We knelt on the bathroom floor together and I held his head while he puked
into the toilet for about the third time in the last hour. When he finished,
I cleaned him up and helped him to his feet.
"Bed or couch?" I asked gently and got a moan that might have
indicated that he preferred the moon. I took him to the couch, thinking
that a change of scenery might be beneficial. I settled him in the corner
of the sofa and he curled into a miserable ball. He had the shakes today
and I went to fetch the blankets from his bed, bringing his pillows as
well. He let me tuck him in with almost no response at all. I felt horrible
for him, but there wasn't a lot I could do outside of making him as comfortable
as I could.
"Can I get you something?" I offered, keeping my voice low.
I remembered the screaming headaches.

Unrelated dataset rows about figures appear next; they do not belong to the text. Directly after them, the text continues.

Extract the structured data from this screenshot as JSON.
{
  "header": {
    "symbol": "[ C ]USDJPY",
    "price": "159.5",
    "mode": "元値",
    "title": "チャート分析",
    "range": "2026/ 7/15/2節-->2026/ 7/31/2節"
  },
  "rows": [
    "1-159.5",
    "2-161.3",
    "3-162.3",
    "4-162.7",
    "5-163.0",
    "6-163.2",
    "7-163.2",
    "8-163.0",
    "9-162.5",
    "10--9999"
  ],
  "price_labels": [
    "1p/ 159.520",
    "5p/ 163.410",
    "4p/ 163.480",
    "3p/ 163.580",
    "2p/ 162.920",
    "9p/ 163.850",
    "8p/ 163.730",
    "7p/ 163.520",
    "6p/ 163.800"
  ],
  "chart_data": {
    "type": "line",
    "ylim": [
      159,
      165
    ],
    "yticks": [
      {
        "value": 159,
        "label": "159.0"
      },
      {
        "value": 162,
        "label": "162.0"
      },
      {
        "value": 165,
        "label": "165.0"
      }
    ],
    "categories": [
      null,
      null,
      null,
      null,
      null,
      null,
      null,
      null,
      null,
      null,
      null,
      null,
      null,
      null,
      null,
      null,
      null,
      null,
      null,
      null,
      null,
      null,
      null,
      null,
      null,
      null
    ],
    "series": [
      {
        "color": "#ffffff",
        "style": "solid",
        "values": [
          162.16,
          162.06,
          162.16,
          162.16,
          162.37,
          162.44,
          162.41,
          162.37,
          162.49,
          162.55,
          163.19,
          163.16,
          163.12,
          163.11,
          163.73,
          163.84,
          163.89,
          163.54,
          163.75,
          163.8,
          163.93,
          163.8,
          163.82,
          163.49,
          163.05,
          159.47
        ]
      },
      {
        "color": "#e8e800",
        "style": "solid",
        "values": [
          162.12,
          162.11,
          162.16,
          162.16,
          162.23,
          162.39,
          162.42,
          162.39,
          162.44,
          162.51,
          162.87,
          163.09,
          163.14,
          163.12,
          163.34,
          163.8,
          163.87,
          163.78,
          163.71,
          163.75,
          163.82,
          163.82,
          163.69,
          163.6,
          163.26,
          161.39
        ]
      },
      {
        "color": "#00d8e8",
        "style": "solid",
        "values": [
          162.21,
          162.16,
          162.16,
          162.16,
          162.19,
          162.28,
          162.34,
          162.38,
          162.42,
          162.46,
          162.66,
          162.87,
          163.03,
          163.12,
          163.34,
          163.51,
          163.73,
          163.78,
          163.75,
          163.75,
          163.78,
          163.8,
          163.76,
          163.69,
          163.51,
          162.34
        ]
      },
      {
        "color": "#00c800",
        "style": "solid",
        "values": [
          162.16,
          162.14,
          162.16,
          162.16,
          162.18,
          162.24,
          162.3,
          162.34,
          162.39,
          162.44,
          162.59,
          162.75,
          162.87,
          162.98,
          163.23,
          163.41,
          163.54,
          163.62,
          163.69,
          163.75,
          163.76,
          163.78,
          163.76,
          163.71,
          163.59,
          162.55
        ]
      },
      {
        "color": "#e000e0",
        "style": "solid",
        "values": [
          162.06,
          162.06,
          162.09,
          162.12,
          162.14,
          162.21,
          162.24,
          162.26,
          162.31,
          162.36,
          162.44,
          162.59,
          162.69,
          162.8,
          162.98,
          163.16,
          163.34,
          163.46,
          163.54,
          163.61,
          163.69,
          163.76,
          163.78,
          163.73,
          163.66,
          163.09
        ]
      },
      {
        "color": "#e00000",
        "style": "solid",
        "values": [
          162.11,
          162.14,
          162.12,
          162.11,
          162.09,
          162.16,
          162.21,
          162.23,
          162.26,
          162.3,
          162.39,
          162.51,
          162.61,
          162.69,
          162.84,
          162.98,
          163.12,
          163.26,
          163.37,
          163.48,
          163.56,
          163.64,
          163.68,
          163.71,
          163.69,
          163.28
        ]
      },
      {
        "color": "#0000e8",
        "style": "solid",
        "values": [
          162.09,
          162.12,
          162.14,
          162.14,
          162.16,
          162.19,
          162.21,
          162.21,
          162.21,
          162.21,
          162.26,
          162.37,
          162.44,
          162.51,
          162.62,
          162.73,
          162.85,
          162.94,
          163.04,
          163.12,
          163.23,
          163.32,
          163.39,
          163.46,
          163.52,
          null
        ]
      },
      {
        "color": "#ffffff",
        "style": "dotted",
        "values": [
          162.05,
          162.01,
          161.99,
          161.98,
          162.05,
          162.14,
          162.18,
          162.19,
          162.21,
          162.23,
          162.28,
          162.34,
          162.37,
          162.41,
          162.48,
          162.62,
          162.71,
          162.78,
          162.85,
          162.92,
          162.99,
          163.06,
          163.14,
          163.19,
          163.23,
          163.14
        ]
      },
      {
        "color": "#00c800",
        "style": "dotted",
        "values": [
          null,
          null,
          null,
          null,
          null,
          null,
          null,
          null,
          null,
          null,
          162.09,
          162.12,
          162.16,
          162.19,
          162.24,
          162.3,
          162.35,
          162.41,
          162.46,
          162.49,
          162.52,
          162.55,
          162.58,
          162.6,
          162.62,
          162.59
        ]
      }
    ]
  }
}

My own head wasn't feeling that
great and I had to remind myself not to reach to rub at the stitches.
It upset Heero.
"No," he growled, looking at me over the edge of the blanket
as though I had just offered him a mug of snail glop.
"Heero," I coaxed, "it's too easy to get dehydrated through
this stage... you need to try to drink something."
"I said no," he snapped, and I saw him regret it when he only
caused his headache to flare.
I sighed, wishing I could shoulder this for him, but understanding that
this was something of a rite of passage. This would turn into the battle
scar that would help him remember later on, just why drinking was such
a bad idea. I could ease things for him as best I could, but I couldn't
do it for him. "Nutrition and hydration are... " I began again,
but he was suddenly sitting up, spitting mad and snarling at me.
"I said, drop it!" he yelled and I couldn't help it, I flinched.
Threw a hand up to protect my very vulnerable head and ducked. See? I'm
not really a slow learner.
His face just... crumbled. "Oh my God... " he moaned and buried
his face in his hands.
Without thought, I gathered him into my arms and he didn't fight me. "It's
all right," I soothed. "It's going to be all right."
He clung to me and I could feel him shaking, could feel the heat of his
elevated temperature. "Why does it hurt so bad this time?" he
breathed, his voice no more than a whisper.
I smiled tenderly where he couldn't see it anyway. "You were unconscious
for most of it last time."
He didn't answer immediately, just huddled against my chest, trying, it
seemed, to absorb some of my body heat. "I... don't know that I can
do this," he confessed in a very small voice after a long silence.
"Yes you can," I told him. "You don't have to do it by
yourself. I'm here."
"Did... did you go through this?" he asked, his head still pressed
against my shoulder.
"Yeah," I told him honestly. "And if you'll trust me, I
can help a little bit."
He showed no signs of moving from where he was and I dared to rub a hand
gently up and down his back, trying to help him relax. Trying to help
"I... do trust you," he said then, so softly I almost didn't
catch it. I wondered later if he heard the painful little thump my heart
made. It was iron control that kept my arms from tightening around him.
"Ok then," I whispered, afraid of breaking the spell. "You
remember your nutrition lessons from the war, don't you? Your body is
under a lot of stress here and you're just making it worse by not giving
it what it needs. I know you feel like crap... but it's important. If
we can get your stomach settled down, we can get some pain medicine down
you that will help with the headache and the fever."
He nodded against my shoulder, but still didn't move to let go. I remembered
the fear of what your own body was doing to you, I remembered nights when
I thought I was dying from what he was going through. I understood that
right now his need for human contact was more important than the other
things, so I just held him.
"I don't think I can do this without you," he told me after
a little while and I thought I would weep.
"You don't have to," I smiled instead. "That's what best
friends are for. I'll always be here when you need me."